When sharing the pricing of a potential project with a client or customer, it is crucial to be upfront with the risks involved as well as the cost components. And for some situations, it's best to decline projects.
This is the first of a few articles on pricing and costing data projects. Before we get into real numbers and financial estimates, I'll start with high-level notions that may be familiar to program and project managers.
Mature vs. Custom Applications
It has to be said that machine learning and deep learning is advancing rapidly. There are many platforms (on AWS, GCP and others) that have turnkey solutions involving images recognition, natural language understanding and other applications. Rather than engage with a team of data scientists, it could be sufficient to use these platforms. Pricing of these solutions is in most cases transparent. However, for many users, these solutions are too inflexible or opaque for a custom need.
The same can be said for data scraping and data acquisition. Many turnkey platforms exist but may be too limited in scope or functionality for some users.
Thus, my focus will be projects that stem from a custom need.
Dynamic Data vs Static Data
Another segmentation of data projects can come from the data source. Some applications have data that has a relatively unchanging structure and whose relevant properties don't change over time. Accounting data comes to mind, where inputs to systems have to adhere to strict and well-established rules.
Other data is unstructured, follows no strict structure, and has properties that will change over time.

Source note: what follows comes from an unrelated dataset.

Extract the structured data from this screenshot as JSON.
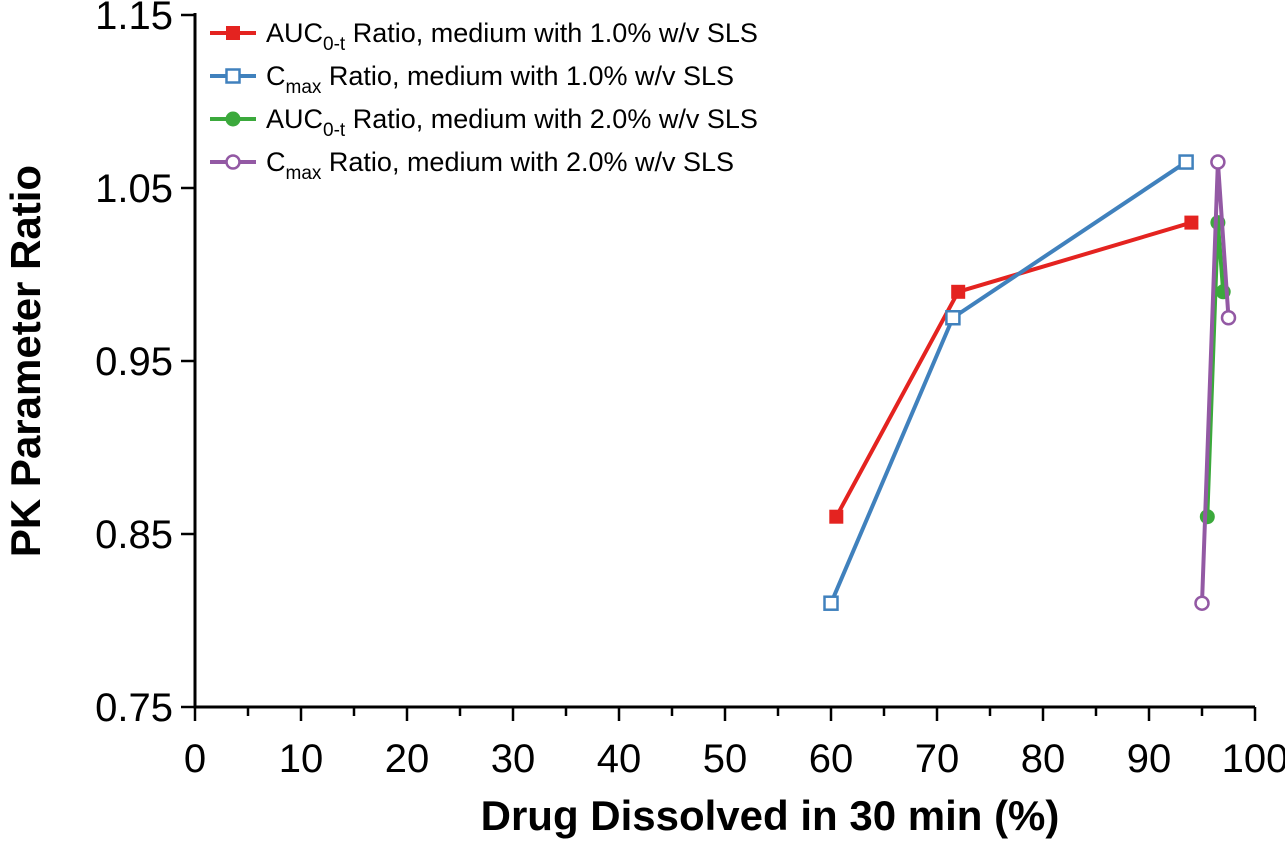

A common example of dynamic data is web marketing data. People's preferences change over time, so a site that garners a flood of clicks today may only generate a trickle a month from now.
So, my other focus will be on projects that draw from relatively dynamic and unstructured data.
Data Projects are Different
Since data projects involve code and devops, there is a tendency to assume they have the same cost/risk profiles as web development projects. But there are a few key differences, depending on the specific project. Such difference include:
- Uncertainty of Success: This truth is rarely spoken, but projects that involve machine learning models have a high risk of failure compared to web development projects. Anyone can throw data at an algorithm to train model and get an output. However, can a resulting model's performance meet the demands of the end user? This is not a forgone conclusion. There are best practices to get there, but sometimes running these seem more data art than data science.
- Indirect Path to Success: Related to the last point, data projects are very iterative. In a conventional project, participants move sequentially through established steps. For data projects, such linearity is a luxury. Data practitioners move back and forth between phases until performance thresholds are achieved.
- Moving Targets: Related to dynamic data, a scraping script or machine learning model has to be robust enough to withstand unpredictable changes in the data sources or the data distributions. Either code must be written to deal with this uncertainty, or a proper level of support must be planned after a solution is delivered.
The factors above can have a significant impact on the project cost and schedule. Because of the non-linear and iterative nature of data projects, they can sometimes defy being boxed into traditional Gantt charts. So in practice, even if a project is presented linearly to a customer, internally the uncertainties have to be accounted for in some way. Such uncertainties impact:
- Labor hours: Ideally a task could take 5 hours. But one or two iterations could stretch this. Experience can serve as a guide to how many iterations are needed and thus what an expected number of labor hours are required.
- Infrastructure costs: CPU/GPU/TPU time is also a critical factor if cloud machines are being rented. The more iterations, the higher the bills.
- Increased support: After a project is delivered, what support is needed to update scripts, retrain models, and otherwise mitigate the impact of dynamic source data?